The military operation of which the bombing was only an incident went on. According to plan, the Indians attempted on the evening of 15 February to capture Point 593, the outer bailey, as it were, of the castle that had the monastery for its keep. But no more than one company of 1 Royal Sussex was committed, and it was handicapped by ignorance of the ground, since daylight reconnaissance was impossible with the enemy at such close quarters. Thus, when only about 70 yards from the starting line, the advance was stopped short by a steep gully not marked on the map. Across this natural moat the defenders poured a stream of fire, and after several attempts to bypass the ravine the company had to retire with about twenty casualties.
When he heard of the failure next morning Freyberg urged on Dimoline a change of tactics. He advised making the main bid for the monastery that night with a strong force that would attempt a dash on the left over the short, direct route from Point 445. He questioned whether the capture of Point 593 on the right was the sine qua non that Lovett, the brigadier on the spot, claimed it to be. Dimoline carried his point for another attempt on Point 593 that night but was clearly given to understand that in any circumstances the attack on the monastery could not be deferred beyond the next night. Having tactfully sounded opinion at Army Headquarters, Freyberg sensed a growing restiveness, which he was determined to allay.
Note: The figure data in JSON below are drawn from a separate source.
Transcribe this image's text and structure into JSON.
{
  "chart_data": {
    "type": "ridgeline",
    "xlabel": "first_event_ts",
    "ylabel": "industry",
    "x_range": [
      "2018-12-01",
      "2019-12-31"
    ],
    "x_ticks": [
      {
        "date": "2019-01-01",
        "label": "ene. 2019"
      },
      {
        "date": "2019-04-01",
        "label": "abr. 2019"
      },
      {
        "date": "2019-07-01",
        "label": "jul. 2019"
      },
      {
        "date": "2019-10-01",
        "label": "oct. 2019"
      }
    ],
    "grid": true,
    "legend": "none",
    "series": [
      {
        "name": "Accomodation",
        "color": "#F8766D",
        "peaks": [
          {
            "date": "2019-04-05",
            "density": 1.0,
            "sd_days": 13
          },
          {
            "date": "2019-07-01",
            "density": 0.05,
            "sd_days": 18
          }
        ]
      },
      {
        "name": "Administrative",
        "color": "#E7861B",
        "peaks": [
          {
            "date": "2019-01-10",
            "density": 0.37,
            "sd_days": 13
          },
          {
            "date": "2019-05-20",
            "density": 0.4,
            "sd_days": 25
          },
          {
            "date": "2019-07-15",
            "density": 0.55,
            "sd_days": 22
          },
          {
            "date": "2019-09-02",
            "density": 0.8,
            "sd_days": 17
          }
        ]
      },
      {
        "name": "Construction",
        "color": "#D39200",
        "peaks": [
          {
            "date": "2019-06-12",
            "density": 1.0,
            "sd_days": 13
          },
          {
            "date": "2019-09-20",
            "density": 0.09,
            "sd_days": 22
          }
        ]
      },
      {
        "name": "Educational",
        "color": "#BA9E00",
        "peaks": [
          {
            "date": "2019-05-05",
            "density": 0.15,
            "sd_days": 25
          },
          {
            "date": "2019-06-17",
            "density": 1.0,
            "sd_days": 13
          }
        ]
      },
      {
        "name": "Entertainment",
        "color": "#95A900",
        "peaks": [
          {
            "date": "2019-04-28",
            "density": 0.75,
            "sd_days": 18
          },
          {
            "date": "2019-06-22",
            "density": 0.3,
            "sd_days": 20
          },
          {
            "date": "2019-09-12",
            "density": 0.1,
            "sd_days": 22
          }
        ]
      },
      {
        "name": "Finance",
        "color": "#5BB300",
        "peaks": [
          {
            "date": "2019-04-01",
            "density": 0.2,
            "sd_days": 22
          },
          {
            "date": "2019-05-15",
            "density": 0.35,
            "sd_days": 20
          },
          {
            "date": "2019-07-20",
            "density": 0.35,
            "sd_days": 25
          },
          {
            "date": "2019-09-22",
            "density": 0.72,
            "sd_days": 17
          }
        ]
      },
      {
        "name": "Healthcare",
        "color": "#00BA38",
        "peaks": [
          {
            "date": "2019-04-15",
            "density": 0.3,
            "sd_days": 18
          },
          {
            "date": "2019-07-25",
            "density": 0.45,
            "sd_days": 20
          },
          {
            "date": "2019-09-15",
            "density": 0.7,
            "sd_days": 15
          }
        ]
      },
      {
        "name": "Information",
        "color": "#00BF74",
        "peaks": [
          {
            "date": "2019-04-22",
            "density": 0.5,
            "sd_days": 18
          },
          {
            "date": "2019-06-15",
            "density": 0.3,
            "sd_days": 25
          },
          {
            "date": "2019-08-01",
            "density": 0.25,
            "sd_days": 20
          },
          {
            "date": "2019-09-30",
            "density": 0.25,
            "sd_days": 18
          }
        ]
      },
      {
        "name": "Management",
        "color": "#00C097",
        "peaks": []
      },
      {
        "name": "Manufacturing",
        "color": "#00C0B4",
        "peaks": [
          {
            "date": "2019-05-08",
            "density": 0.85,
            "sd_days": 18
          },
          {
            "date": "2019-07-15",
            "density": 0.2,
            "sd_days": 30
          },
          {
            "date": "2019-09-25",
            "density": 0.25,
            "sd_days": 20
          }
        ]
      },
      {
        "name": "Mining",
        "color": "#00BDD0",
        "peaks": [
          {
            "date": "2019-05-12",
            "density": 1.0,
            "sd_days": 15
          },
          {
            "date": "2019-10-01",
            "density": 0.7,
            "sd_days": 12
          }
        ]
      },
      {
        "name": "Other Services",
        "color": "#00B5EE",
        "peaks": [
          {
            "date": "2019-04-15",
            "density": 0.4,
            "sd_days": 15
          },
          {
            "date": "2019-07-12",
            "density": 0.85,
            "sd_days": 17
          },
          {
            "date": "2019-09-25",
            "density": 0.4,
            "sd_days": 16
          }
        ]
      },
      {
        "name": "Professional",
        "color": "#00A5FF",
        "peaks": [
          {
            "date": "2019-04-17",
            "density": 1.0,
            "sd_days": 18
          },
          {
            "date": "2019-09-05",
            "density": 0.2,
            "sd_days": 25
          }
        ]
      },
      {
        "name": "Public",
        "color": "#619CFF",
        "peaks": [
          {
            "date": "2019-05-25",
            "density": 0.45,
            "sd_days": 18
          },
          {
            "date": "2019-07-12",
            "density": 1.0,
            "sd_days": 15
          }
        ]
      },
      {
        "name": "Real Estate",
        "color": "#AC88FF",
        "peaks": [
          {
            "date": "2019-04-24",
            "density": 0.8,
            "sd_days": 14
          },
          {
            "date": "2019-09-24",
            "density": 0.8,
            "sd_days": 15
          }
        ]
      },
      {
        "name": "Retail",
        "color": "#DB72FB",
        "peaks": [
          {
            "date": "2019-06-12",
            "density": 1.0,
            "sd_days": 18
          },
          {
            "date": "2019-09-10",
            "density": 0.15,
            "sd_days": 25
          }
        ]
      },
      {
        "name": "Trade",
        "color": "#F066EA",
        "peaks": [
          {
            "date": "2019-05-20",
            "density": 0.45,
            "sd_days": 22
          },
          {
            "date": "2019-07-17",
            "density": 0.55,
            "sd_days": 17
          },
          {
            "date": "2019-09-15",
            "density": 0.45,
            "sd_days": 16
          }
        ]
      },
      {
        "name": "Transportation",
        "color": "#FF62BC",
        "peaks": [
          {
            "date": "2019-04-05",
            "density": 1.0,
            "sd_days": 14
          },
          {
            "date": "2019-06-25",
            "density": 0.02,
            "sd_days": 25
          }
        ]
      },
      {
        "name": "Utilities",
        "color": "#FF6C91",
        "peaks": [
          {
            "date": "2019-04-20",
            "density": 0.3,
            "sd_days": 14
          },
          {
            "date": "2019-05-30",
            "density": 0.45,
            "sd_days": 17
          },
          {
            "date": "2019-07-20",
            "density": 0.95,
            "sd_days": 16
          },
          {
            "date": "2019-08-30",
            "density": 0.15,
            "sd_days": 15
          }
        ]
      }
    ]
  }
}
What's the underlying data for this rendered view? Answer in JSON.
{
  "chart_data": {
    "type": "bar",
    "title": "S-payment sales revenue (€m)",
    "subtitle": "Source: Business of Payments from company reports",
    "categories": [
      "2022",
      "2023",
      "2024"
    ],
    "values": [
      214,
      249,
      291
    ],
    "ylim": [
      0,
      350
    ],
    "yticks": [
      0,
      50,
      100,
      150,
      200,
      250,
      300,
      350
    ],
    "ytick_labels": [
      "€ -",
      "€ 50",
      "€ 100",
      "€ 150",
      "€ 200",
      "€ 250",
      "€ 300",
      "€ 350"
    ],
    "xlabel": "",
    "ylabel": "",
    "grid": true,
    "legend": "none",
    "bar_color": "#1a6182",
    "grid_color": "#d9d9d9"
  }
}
The strength of the whole Sussex battalion went into the second attempt on Point 593 and a way had been found round the ravine that balked the first, but the going was such that only one company could be thrown into the assault at a time. Though overlooked by the parachutists established among the ruins on the summit, the leading company stormed the heights and penetrated the defences but twice ran short of hand grenades before the second company appeared. Three times the position was carried, but each time the defenders rallied and regained their ground. When the attack was called off, the casualties numbered 12 officers and 130 men.
With the double failure at Point 593, the Corps Commander would tolerate no further delay in directly assaulting the abbey. The plan favoured by Dimoline and Lovett of first rolling up one by one the German defences on Point 575, Albaneta Farm, and Point 593 was now abandoned. The Indians were to attack on the night of 17–18 February with as great a force and on as broad a front as time, terrain and supply would permit.